On 15 Apr 2014, at 1:46, Gerd Knops wrote:

I don't think ARC relies on method naming. Pre-ARC those conventions were important and flagged by the analyzer, but ARC works differently.

From http://clang.llvm.org/docs/AutomaticReferenceCounting.html#method-families

| A selector is in a certain selector family
| if, ignoring any leading underscores, the
| first component of the selector either
| consists entirely of the name of the method
| family or it begins with that name followed
| by a character other than a lowercase
| letter.

The method families with special semantics are: alloc, copy, mutableCopy, new, and init.

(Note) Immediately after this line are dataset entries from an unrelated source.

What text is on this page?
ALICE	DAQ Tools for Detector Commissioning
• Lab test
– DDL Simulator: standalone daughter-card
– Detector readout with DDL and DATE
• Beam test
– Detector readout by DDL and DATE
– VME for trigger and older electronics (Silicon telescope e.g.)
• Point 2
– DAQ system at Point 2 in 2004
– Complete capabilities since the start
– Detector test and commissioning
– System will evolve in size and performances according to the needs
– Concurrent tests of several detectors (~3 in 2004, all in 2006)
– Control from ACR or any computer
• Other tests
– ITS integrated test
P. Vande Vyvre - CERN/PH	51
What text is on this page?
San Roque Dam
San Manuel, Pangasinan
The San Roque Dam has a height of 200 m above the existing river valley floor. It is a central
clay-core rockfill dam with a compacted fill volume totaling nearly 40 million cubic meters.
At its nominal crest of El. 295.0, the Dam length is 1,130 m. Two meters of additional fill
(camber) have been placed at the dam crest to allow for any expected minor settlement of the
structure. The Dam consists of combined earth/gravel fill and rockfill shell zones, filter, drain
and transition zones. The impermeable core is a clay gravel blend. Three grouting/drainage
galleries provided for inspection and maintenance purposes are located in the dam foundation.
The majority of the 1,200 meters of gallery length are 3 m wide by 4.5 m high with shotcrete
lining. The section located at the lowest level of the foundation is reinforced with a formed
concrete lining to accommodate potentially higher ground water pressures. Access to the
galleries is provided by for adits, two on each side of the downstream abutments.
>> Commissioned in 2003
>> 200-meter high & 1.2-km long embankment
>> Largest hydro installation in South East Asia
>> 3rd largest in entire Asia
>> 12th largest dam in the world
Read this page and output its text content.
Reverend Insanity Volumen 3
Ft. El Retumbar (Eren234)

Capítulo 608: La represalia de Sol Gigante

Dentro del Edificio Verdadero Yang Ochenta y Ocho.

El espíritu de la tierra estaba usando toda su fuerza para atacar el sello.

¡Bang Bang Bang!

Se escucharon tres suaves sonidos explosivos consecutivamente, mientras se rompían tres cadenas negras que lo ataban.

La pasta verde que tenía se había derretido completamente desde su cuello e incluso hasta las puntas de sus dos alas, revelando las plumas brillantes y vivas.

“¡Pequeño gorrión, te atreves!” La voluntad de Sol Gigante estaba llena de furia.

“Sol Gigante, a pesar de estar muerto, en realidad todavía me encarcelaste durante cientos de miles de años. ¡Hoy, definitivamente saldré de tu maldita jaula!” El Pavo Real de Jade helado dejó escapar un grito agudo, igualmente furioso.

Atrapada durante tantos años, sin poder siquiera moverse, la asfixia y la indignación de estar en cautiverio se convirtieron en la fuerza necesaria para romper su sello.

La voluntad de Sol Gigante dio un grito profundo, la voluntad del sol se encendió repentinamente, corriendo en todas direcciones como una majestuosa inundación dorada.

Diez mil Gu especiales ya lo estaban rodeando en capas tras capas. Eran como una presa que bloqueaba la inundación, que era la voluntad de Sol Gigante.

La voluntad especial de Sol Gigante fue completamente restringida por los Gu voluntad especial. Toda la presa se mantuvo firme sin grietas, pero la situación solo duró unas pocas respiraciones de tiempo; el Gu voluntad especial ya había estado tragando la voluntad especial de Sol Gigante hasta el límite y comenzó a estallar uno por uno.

That said, it is also possible to use annotation to specify a method family. But by default (no annotation) it’s based on naming convention.

BTW I am not sure that a general purpose could offer that close of an integration with the compiler as Xcode has with clang.

Right, to know the proper compiler flags to use in a given situation, TextMate would pretty much have to force a build system on you, either custom or reverse-engineer Xcode project files, both are bad long-term strategies, and both are making TextMate a lot less general purpose…

But there are things we could use libclang for (to improve things in {Objective-}C{++} land), it’s an item on my list, but it’d probably have limited effect on people who use TextMate over Xcode, and given that my own desires in this regard are rather limited, there are probably many other improvements that it would be better to spend resources on.